Amnesty Journal Deutschland 22. Januar 2013

Der Tod aus Deutschland

Die Bundesrepublik nimmt einen Spitzenplatz unter den Waffenexporteuren dieser Welt ein. Über die Hintergründe hat Hauke Friederichs ein erhellendes Buch geschrieben.

Von Mathias John

Als Journalist hat Hauke Friederichs immer wieder Skandale, aber auch den ganz gewöhnlichen Alltag deutscher Waffenexporte thematisiert. Mit seinem ersten Sachbuch schließt er nun eine große Lücke: Seit Jahren hat sich niemand mehr die Mühe gemacht, in kompakter und lesbarer Form Licht in das Dunkel deutscher Rüstungsexporte zu bringen.

Deutsche Rüstungsfirmen, das ist nach der Lektüre der mehr als 200 detailreichen und gut recherchierten Seiten klar, sind sehr häufig mit dabei, wenn es um »Bombengeschäfte« mit Waffen, Munition, Zulieferungen und Lizenzproduktionen geht. Ebenso deutlich wird, dass der Untertitel des Buches »Tod made in Germany« leider vielerorts erschreckende Realität beschreibt: So verfolgt Friederichs die Wege, auf denen deutsche Kleinwaffen in menschenrechtsverletzenden Staaten landen und deutsche Panzer und U-Boote in Krisen- und Konfliktgebieten.
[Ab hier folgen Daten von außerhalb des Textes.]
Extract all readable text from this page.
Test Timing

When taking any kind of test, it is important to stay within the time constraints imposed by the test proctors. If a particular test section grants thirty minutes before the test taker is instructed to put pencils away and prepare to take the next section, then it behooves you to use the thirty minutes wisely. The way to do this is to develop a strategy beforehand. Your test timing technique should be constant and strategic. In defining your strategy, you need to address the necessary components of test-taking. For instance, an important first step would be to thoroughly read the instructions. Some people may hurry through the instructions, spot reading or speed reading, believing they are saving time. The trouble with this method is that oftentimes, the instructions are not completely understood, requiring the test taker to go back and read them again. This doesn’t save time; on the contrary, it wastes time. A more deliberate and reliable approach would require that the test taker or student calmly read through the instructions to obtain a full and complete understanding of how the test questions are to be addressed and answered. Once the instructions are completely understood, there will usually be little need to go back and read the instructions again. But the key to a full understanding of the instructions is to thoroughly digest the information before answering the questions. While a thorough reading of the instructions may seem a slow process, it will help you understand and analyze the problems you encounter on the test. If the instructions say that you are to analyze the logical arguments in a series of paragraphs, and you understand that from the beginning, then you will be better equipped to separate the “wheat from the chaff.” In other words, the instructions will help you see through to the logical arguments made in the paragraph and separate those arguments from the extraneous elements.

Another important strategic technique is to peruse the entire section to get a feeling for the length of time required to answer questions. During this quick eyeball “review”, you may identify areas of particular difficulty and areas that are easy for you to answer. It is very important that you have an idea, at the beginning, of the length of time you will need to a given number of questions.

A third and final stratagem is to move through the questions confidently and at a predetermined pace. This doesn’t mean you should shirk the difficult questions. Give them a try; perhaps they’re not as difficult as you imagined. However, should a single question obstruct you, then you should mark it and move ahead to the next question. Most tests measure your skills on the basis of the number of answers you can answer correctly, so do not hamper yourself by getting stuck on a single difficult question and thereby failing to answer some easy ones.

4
Offengelegt wird das Geschäftsgebaren der deutschen Rüstungsindustrie, einer vergleichsweise kleinen, aber hochprofitablen Branche, deren Exporte im bundesdeutschen Gesamtvergleich fast vernachlässigbar sind, die aber druckvolle Lobbyarbeit macht, international intensiv um die Waffenmärkte wirbt und sich zunehmend global aufstellt.

Hauke Friederichs zeigt auch, dass die Bundesregierung die Hauptverantwortung für die deutsche Spitzenposition auf dem Weltwaffenmarkt trägt: Immerhin muss jeder Rüstungsexport durch die Regierung genehmigt werden, was allzu häufig ohne Probleme erfolgt. Kein Wunder, unterstützen doch auch Kabinettsmitglieder die internationale Anbahnung von Waffengeschäften und treten als »Handlungsreisende in Sachen deutscher Rüstungsindustrie« auf. Und nicht zuletzt betätigt sich der Staat selbst als Waffenhändler, wie Friederichs kundig darstellt – ausgemusterte Systeme der deutschen Streitkräfte sind weltweit begehrt.

»Bombengeschäfte« ist ein außerordentlich wichtiges Buch zur richtigen Zeit: Es zeigt, wie nötig es ist, die Bundesregierung in die Pflicht zu nehmen, die deutschen Rüstungsexportkontrollen endlich zu verschärfen, dabei Menschenrechte bei Exportentscheidungen vorrangig zu berücksichtigen und den Waffenhandel umfassend transparent zu machen.

Es zeigt aber auch, dass nationale Kontrollen allein nicht ausreichen, sondern die internationale Staatengemeinschaft endlich unverantwortliche Rüstungstransfers wirksam unterbinden muss – wie es Amnesty International mit der Kampagne für einen verbindlichen internationalen Waffenhandelskontrollvertrag fordert.

Hauke Friederichs: Bombengeschäfte. Tod made in Germany. Residenz Verlag, St. Pölten 2012, 236 Seiten, 21,90 Euro.